My headcanon is that he, casually and without thinking too much about it, used magically treated parchment and ink. That's just the way they did things, back then.

Numenorians didn't cast spells, but they learned their writing system, including how to manufacture their tools, from the elves. Most of the elves who survived the battle with Sauron were still alive, and they would have wanted their notebooks to remain readable at least until they sailed into the West.

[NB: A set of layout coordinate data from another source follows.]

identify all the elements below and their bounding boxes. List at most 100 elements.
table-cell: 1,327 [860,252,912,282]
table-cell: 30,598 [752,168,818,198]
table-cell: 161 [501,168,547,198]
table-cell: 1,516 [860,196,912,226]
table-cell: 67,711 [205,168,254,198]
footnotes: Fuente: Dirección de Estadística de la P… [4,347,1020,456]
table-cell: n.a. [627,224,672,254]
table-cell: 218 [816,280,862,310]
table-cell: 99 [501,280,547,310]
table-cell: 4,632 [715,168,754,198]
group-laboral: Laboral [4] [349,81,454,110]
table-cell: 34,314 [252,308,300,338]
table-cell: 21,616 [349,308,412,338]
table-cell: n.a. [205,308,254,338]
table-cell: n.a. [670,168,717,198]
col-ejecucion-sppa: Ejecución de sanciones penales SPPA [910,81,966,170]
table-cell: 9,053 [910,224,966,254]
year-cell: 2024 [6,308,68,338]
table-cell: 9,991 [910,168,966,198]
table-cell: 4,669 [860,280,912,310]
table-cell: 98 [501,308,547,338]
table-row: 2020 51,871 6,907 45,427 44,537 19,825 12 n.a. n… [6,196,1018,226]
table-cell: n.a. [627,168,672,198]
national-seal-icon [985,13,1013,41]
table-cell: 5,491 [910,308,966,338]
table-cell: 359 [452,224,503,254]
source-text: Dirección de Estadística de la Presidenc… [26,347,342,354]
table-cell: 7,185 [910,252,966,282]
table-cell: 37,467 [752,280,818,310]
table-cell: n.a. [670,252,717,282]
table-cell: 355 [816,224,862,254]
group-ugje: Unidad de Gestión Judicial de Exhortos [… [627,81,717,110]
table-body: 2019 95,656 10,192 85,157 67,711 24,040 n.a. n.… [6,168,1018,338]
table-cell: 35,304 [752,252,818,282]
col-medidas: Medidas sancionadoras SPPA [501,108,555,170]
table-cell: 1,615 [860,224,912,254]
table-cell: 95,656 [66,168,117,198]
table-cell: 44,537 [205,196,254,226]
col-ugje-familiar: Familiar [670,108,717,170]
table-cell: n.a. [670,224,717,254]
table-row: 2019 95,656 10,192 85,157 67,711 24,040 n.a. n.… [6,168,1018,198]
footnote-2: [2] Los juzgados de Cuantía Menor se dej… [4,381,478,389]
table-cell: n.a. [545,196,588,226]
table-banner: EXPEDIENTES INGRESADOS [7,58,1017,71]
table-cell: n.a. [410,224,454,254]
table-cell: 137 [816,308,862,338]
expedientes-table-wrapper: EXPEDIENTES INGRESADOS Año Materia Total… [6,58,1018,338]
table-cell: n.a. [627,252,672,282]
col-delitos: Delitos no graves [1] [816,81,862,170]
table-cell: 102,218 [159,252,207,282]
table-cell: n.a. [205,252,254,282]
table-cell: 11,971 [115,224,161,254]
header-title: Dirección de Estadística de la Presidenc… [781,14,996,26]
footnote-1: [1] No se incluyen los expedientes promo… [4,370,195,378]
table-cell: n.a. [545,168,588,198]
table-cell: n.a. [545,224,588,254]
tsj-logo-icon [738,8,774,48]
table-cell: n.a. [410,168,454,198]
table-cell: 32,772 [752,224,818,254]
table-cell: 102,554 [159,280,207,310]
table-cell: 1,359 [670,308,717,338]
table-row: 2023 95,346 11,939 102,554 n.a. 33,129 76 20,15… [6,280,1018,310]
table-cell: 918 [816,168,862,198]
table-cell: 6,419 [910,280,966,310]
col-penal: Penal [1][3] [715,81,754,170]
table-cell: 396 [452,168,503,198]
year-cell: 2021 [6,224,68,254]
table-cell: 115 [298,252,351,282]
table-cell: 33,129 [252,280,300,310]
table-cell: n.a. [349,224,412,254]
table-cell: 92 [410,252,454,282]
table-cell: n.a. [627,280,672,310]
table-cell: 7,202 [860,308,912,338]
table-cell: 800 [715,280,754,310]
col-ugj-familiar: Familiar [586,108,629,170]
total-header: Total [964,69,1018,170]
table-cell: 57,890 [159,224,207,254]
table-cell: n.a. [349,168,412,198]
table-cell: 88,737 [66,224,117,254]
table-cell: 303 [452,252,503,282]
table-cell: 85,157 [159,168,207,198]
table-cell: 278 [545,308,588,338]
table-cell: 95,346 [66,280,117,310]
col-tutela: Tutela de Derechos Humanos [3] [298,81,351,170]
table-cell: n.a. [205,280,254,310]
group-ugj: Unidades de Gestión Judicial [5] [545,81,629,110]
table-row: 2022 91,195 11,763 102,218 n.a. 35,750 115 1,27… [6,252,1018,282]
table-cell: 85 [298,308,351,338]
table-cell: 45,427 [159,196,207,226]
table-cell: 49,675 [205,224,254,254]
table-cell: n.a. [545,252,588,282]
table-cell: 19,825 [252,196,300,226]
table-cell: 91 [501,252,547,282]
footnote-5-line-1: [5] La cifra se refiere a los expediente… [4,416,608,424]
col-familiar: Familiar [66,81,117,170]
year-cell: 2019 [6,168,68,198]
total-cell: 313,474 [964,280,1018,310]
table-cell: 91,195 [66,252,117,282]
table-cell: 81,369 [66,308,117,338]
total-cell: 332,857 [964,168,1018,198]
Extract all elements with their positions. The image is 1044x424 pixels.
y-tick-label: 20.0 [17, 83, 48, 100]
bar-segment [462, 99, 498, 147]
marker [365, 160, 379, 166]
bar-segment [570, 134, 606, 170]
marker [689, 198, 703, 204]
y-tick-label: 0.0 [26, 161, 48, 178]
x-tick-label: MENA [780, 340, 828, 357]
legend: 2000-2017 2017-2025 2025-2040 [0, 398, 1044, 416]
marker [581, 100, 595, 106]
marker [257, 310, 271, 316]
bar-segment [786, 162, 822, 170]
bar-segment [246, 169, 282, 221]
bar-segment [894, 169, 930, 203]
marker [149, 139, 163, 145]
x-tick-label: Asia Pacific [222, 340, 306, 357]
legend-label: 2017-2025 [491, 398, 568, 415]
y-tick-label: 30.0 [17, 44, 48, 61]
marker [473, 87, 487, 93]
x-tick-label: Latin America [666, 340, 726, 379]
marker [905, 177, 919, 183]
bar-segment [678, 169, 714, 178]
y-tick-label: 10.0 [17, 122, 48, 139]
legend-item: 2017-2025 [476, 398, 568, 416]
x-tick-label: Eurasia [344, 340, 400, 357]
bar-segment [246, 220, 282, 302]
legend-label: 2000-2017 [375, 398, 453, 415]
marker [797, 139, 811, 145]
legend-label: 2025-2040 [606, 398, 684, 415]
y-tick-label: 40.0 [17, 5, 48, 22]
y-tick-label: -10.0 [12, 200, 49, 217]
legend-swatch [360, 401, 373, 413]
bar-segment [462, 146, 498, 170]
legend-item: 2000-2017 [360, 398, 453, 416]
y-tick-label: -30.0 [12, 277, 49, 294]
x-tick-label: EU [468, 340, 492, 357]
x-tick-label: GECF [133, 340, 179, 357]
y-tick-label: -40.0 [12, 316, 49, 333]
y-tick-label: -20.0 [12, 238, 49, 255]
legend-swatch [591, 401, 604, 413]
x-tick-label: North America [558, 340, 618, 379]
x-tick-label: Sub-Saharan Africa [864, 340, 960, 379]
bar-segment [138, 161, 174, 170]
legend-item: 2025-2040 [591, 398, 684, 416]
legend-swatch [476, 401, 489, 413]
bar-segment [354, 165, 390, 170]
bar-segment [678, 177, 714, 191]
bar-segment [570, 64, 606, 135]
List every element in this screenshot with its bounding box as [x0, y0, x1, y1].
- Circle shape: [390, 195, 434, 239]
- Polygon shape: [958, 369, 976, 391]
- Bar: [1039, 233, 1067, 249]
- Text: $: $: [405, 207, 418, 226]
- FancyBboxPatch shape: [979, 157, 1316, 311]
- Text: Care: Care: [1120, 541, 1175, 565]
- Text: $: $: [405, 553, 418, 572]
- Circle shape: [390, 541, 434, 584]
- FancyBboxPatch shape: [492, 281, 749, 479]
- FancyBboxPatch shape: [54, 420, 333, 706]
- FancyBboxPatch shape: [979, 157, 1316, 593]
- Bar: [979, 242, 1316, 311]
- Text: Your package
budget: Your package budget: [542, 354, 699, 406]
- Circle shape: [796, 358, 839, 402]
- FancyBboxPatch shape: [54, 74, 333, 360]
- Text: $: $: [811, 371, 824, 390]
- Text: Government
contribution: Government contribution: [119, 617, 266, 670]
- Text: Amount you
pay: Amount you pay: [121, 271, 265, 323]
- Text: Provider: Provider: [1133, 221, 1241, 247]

I'm thinking perhaps a race with lifespans of 1,000-3,000 years might have a significant stabilising effect on linguistic drift. On the other hand they are few in number compared to humans, and might not want to be prescriptivists.

Also I just realized they have their own language, and barely a handful actually bothered to learn the languages of men through the ages. Still, I don't think we can make comparisons with our reality, it's clear Middle Earth had far superior preservation (magically enhanced or otherwise). Perhaps it's just something we shouldn't look at too closely.

KorvinStarmast
2022-10-28, 06:21 PM
I'm thinking perhaps a race with lifespans of 1,000-3,000 years might have a significant stabilising effect on linguistic drift.
300-500 years. Elros died in about 450 SA. Nobody else was as long lived as he. His reign lasted 410 years.

elros
2022-10-28, 06:41 PM
300-500 years. Elros died in about 450 SA. Nobody else was as long lived as he. His reign lasted 410 years.
Long live the king ;-)

brian 333
2022-10-28, 10:30 PM
300-500 years. Elros died in about 450 SA. Nobody else was as long lived as he. His reign lasted 410 years.

And elves don't die at all unless they are killed. Galadriel lived at least from before the crossing of the ice until the defeat of Sauron. My guess is 5000 years, and still kicking. Legolas' father probably remembered the first stars being set in the sky.